The London Mayor is expected to tell the Conservative Party conference in Manchester that when the welfare cuts come into effect in April, the Government must ensure it protects people like shop workers and cleaners on whom the capital's economy depends.
The Prime Minister is coming under pressure to rethink the plans, amid predictions that millions of working households will be left out of pocket as tax credits are slashed ahead of planned rises in the minimum wage and further cuts to the personal allowance.
An estimated 60,000 marched in protest against austerity on Sunday, and there was an outraged reaction to suggestions from Health Secretary Jeremy Hunt that cuts in in-work benefits would send a "cultural signal" to Britons to work like the Americans or Chinese.
But Mr Cameron insisted that eight out of 10 families will be better off overall as a result of the Government's welfare and tax changes. Even those who lost out in cash terms would gain from measures like extended free childcare and reductions in social rents, he said.
The Prime Minister told BBC1's Breakfast: "The combination of tax reduction, a higher national living wage and these tax changes, I believe, is fair. They are part of moving the country form a low-pay, high-tax, high-welfare country towards a higher-pay, lower-tax, lower-welfare country."
Mr Cameron also backed Home Secretary Theresa May's warning that mass migration will make it "impossible to build a cohesive society".
Mrs May is expected to use her keynote speech to the conference to warn that millions of people from poorer nations have a "perfectly understandable" desire to live in Britain but there is a limit to the amount of migrants the country can take.
"While we must fulfil our moral duty to help people in desperate need, we must also have an immigration system that allows us to control who comes to our country," the Home Secretary will say.
"Because, when immigration is too high, when the pace of change is too fast, it's impossible to build a cohesive society. It's difficult for schools and hospitals and core infrastructure like housing and transport to cope.

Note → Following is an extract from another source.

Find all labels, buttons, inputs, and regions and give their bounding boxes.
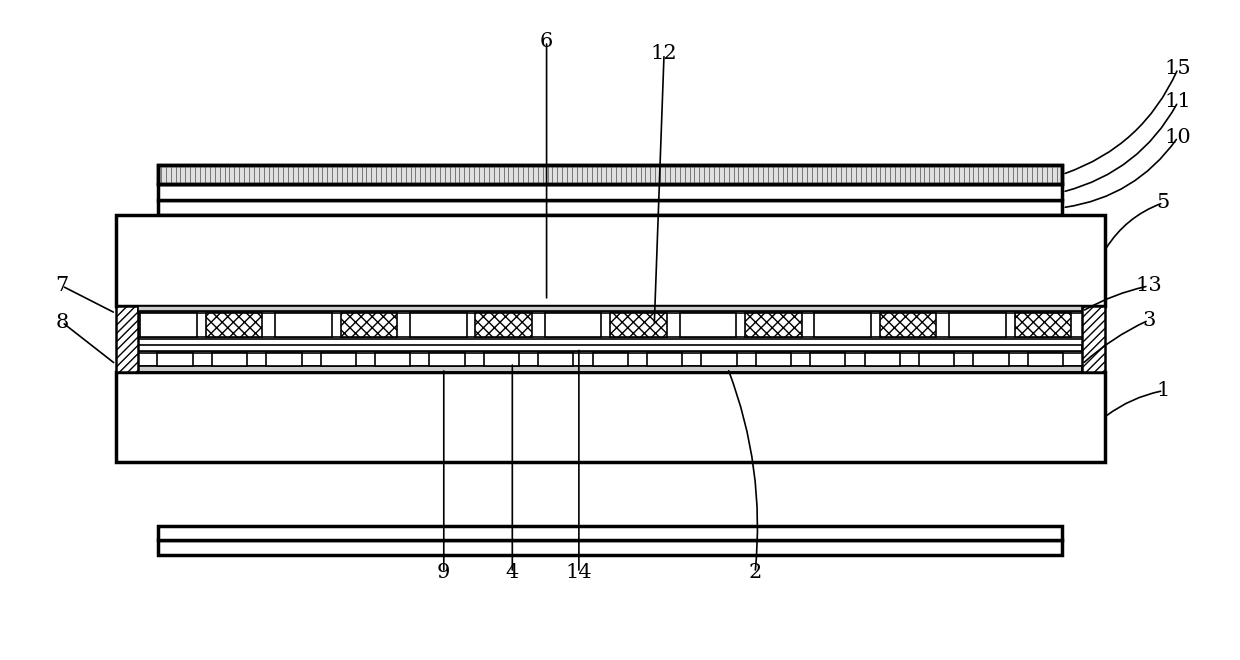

And we know that for people in low-paid jobs, wages are forced down even further while some people are forced out of work altogether."

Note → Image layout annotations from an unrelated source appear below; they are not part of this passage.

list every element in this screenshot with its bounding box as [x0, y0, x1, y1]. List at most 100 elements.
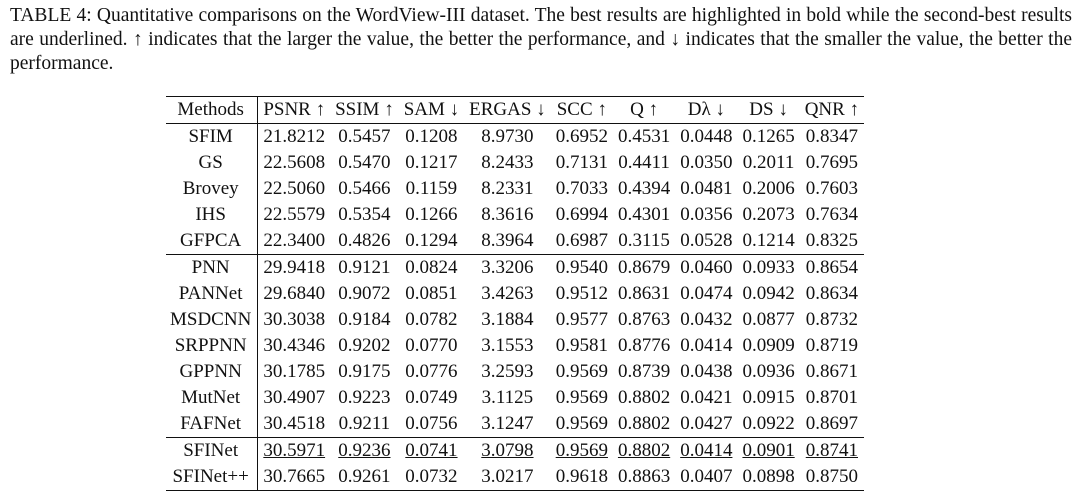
value-cell: 3.3206 [481, 257, 534, 278]
row-group: SFINet 30.5971 0.9236 0.0741 3.0798 0.9569 0.8… [166, 437, 865, 491]
value-cell: 0.8802 [617, 413, 671, 434]
table-row: MSDCNN 30.3038 0.9184 0.0782 3.1884 0.9577 0.8… [166, 307, 864, 333]
value-cell: 22.5608 [263, 152, 326, 173]
value-cell: 0.5470 [338, 152, 391, 173]
value-cell: 22.5579 [263, 204, 326, 225]
value-cell: 0.7634 [805, 204, 858, 225]
value-cell: 0.0407 [680, 466, 733, 487]
value-cell: 0.4394 [617, 178, 671, 199]
value-cell: 22.3400 [263, 230, 326, 251]
table-row: PNN 29.9418 0.9121 0.0824 3.3206 0.9540 0.8679… [166, 254, 864, 281]
value-cell: 29.9418 [263, 257, 326, 278]
value-cell: 0.0756 [405, 413, 458, 434]
value-cell: 0.9540 [555, 257, 608, 278]
value-cell: 0.8325 [805, 230, 858, 251]
method-cell: SRPPNN [166, 333, 259, 359]
value-cell: 0.9618 [555, 466, 608, 487]
value-cell: 8.9730 [481, 126, 534, 147]
value-cell: 3.4263 [481, 283, 534, 304]
value-cell: 0.8741 [805, 440, 858, 461]
value-cell: 0.2073 [742, 204, 795, 225]
method-cell: MutNet [166, 385, 259, 411]
table-row: GFPCA 22.3400 0.4826 0.1294 8.3964 0.6987 0.31… [166, 228, 864, 255]
value-cell: 0.9569 [555, 361, 608, 382]
method-cell: GPPNN [166, 359, 259, 385]
value-cell: 30.4518 [263, 413, 326, 434]
value-cell: 0.4531 [617, 126, 671, 147]
value-cell: 3.1553 [481, 335, 534, 356]
header-cell: Q ↑ [630, 99, 659, 120]
value-cell: 0.0414 [680, 440, 733, 461]
value-cell: 3.0217 [481, 466, 534, 487]
value-cell: 0.8802 [617, 440, 671, 461]
value-cell: 0.8776 [617, 335, 671, 356]
value-cell: 0.7131 [555, 152, 608, 173]
value-cell: 0.4301 [617, 204, 671, 225]
value-cell: 0.0782 [405, 309, 458, 330]
value-cell: 0.9184 [338, 309, 391, 330]
method-cell: SFINet++ [166, 464, 259, 491]
value-cell: 0.2011 [742, 152, 795, 173]
value-cell: 0.9569 [555, 440, 608, 461]
value-cell: 0.4411 [618, 152, 670, 173]
value-cell: 0.8719 [805, 335, 858, 356]
table-row: SFIM 21.8212 0.5457 0.1208 8.9730 0.6952 0.453… [166, 123, 864, 150]
value-cell: 30.7665 [263, 466, 326, 487]
table-row: GS 22.5608 0.5470 0.1217 8.2433 0.7131 0.4411 0… [166, 150, 864, 176]
value-cell: 0.9072 [338, 283, 391, 304]
row-group: SFIM 21.8212 0.5457 0.1208 8.9730 0.6952 0.453… [166, 123, 865, 255]
value-cell: 0.8631 [617, 283, 671, 304]
table-row: SRPPNN 30.4346 0.9202 0.0770 3.1553 0.9581 0.8… [166, 333, 864, 359]
value-cell: 0.0898 [742, 466, 795, 487]
value-cell: 0.0877 [742, 309, 795, 330]
value-cell: 0.8739 [617, 361, 671, 382]
value-cell: 0.8701 [805, 387, 858, 408]
value-cell: 0.1265 [742, 126, 795, 147]
method-cell: MSDCNN [166, 307, 259, 333]
value-cell: 0.0933 [742, 257, 795, 278]
header-cell: DS ↓ [749, 99, 788, 120]
value-cell: 0.0350 [680, 152, 733, 173]
value-cell: 8.2433 [481, 152, 534, 173]
value-cell: 0.0942 [742, 283, 795, 304]
table-row: Brovey 22.5060 0.5466 0.1159 8.2331 0.7033 0.4… [166, 176, 864, 202]
header-cell: Dλ ↓ [687, 99, 725, 120]
method-cell: SFIM [166, 123, 259, 150]
value-cell: 0.0356 [680, 204, 733, 225]
value-cell: 8.3964 [481, 230, 534, 251]
value-cell: 0.9261 [338, 466, 391, 487]
header-cell: QNR ↑ [804, 99, 860, 120]
value-cell: 0.0528 [680, 230, 733, 251]
value-cell: 0.0922 [742, 413, 795, 434]
value-cell: 0.8732 [805, 309, 858, 330]
value-cell: 3.1884 [481, 309, 534, 330]
value-cell: 0.2006 [742, 178, 795, 199]
method-cell: GFPCA [166, 228, 259, 255]
value-cell: 3.1125 [481, 387, 534, 408]
value-cell: 0.8697 [805, 413, 858, 434]
value-cell: 30.4907 [263, 387, 326, 408]
value-cell: 0.0414 [680, 335, 733, 356]
value-cell: 0.1294 [405, 230, 458, 251]
value-cell: 0.1208 [405, 126, 458, 147]
value-cell: 0.9211 [338, 413, 391, 434]
table-header: Methods PSNR ↑ SSIM ↑ SAM ↓ ERGAS ↓ SCC ↑ Q ↑ D… [166, 96, 865, 124]
value-cell: 0.1266 [405, 204, 458, 225]
value-cell: 0.0909 [742, 335, 795, 356]
row-group: PNN 29.9418 0.9121 0.0824 3.3206 0.9540 0.8679… [166, 254, 865, 438]
value-cell: 0.7695 [805, 152, 858, 173]
value-cell: 0.8763 [617, 309, 671, 330]
table-row: PANNet 29.6840 0.9072 0.0851 3.4263 0.9512 0.8… [166, 281, 864, 307]
method-cell: PNN [166, 254, 259, 281]
value-cell: 30.3038 [263, 309, 326, 330]
value-cell: 0.0901 [742, 440, 795, 461]
value-cell: 0.8654 [805, 257, 858, 278]
value-cell: 0.0474 [680, 283, 733, 304]
value-cell: 0.9223 [338, 387, 391, 408]
value-cell: 0.9512 [555, 283, 608, 304]
value-cell: 0.0421 [680, 387, 733, 408]
method-cell: GS [166, 150, 259, 176]
caption: TABLE 4: Quantitative comparisons on the… [10, 5, 1072, 74]
value-cell: 30.4346 [263, 335, 326, 356]
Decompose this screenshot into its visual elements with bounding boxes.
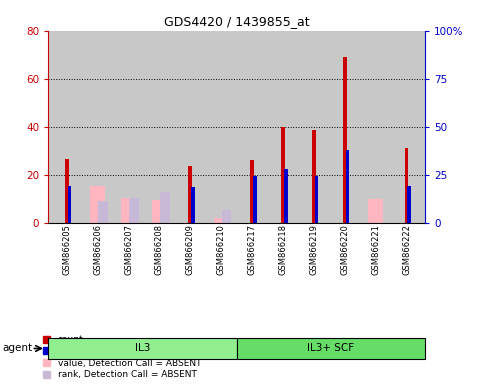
Bar	[343, 57, 347, 223]
Bar	[407, 185, 411, 223]
Bar	[65, 159, 69, 223]
Bar	[315, 176, 318, 223]
Bar	[284, 169, 287, 223]
Bar	[121, 197, 136, 223]
Bar	[129, 197, 139, 223]
Bar	[368, 199, 383, 223]
Legend: count, percentile rank within the sample, value, Detection Call = ABSENT, rank, : count, percentile rank within the sample…	[43, 335, 211, 379]
Bar	[160, 192, 170, 223]
Bar	[188, 166, 192, 223]
Bar	[98, 201, 108, 223]
Bar	[312, 130, 316, 223]
Bar	[405, 148, 409, 223]
Title: GDS4420 / 1439855_at: GDS4420 / 1439855_at	[164, 15, 310, 28]
Bar	[250, 161, 254, 223]
Bar	[68, 185, 71, 223]
Bar	[213, 218, 229, 223]
Text: IL3+ SCF: IL3+ SCF	[307, 343, 355, 354]
Bar	[90, 185, 105, 223]
Bar	[191, 187, 195, 223]
Text: IL3: IL3	[135, 343, 150, 354]
Bar	[222, 210, 231, 223]
Bar	[253, 176, 256, 223]
Bar	[152, 200, 167, 223]
Text: agent: agent	[2, 343, 32, 354]
Bar	[281, 127, 285, 223]
Bar	[345, 149, 349, 223]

Mr Cameron rejected suggestions that Mrs May - whom he hailed as an "excellent" Home Secretary - was seeking to say that unemployment was the fault of foreigners
He told the BBC: "No, what we are saying is that in an open, modern democracy like Britain, yes, we need migration, we benefit from migration, but that migration must be controlled.
"One of the problems we have had in recent years is, because we have created more jobs than the rest of the EU put together, we have seen very high rates of migration."
Mr Cameron said the Government needed to address a situation where new migrants could claim as much as £10,000 a year in in-work benefits as soon as they arrive in the country.
"It's quite clear that we need to do more to bring migration into better balance because, as Theresa will say in her speech, if you want an integrated, successful society, yes, you want immigration, but you want it at a rate where you can properly integrate people and bring them into your society and make sure that the school places are there and the hospitals aren't overcrowded and the pressure on our country isn't too great."